Charlie didn’t know how the knife had come into his possession. He didn’t remember picking it up from the ground. He didn’t remember wiping off the blood. He sure as shit didn’t remember putting it in his pocket. The blade was sharp. Why hadn’t it sliced through the cloth?
You’re gonna end up just like me
.
What the hell did that mean? That Charlie was going to be homeless? Fuck that. He’d been homeless before. If he ended up on the streets again, he’d do the same thing he did the last time: fight tooth and nail to get back on top. No way would Charlie Lam ever put a knife in his own gut. He was a lot of things, but he wasn’t a coward.
His wife put her hand on his shoulder. “Charlie? Charlie?”
“I got work to do.” Charlie stood up from the table.

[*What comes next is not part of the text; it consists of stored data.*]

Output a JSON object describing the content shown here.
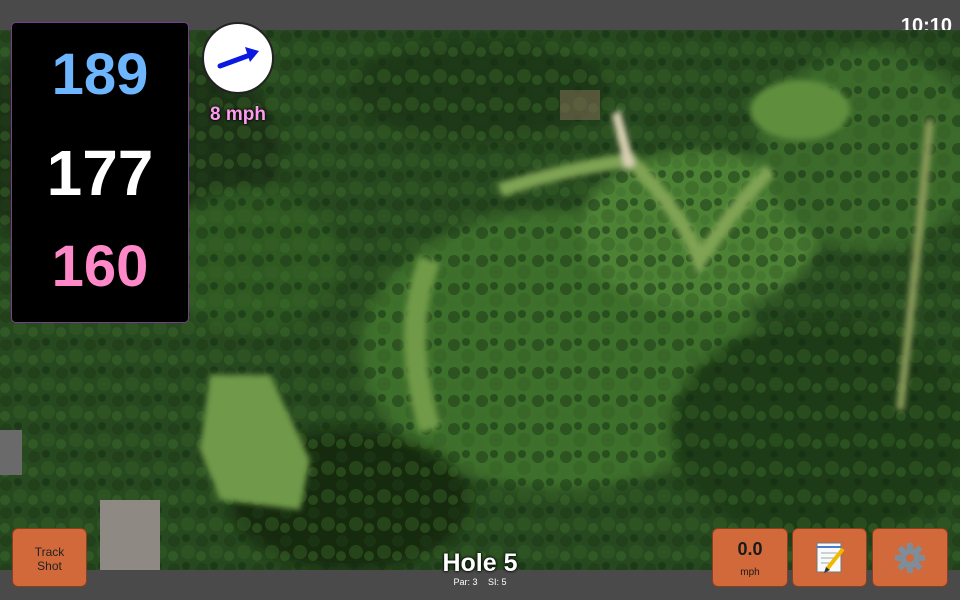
{
  "status_bar": {
    "time": "10:10"
  },
  "distances": {
    "back": "189",
    "middle": "177",
    "front": "160"
  },
  "wind": {
    "speed": "8 mph",
    "icon": "arrow-icon"
  },
  "hole": {
    "title": "Hole 5",
    "par_label": "Par: 3",
    "si_label": "SI: 5"
  },
  "buttons": {
    "track_shot_line1": "Track",
    "track_shot_line2": "Shot",
    "speed_value": "0.0",
    "speed_unit": "mph",
    "notes_icon": "notepad-icon",
    "settings_icon": "gear-icon"
  },
  "colors": {
    "back": "#6db6ff",
    "middle": "#ffffff",
    "front": "#ff88c8",
    "button": "#d2693a",
    "wind_text": "#ff9cf0"
  }
}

He grabbed his keys off the kitchen counter and he walked out the door.
Charlie forced his jaw to unclench as he walked toward his girlfriend’s apartment. His palms felt sticky. His sweat had rewet the blood on the Buick’s steering wheel. His hands were never going to be clean again.
“Charlie!” The door flew open before he could knock. She was always happy to see him.
“You look good,” he said, because she did. Even at ten o’clock, even without knowing he was coming over, she still made an effort.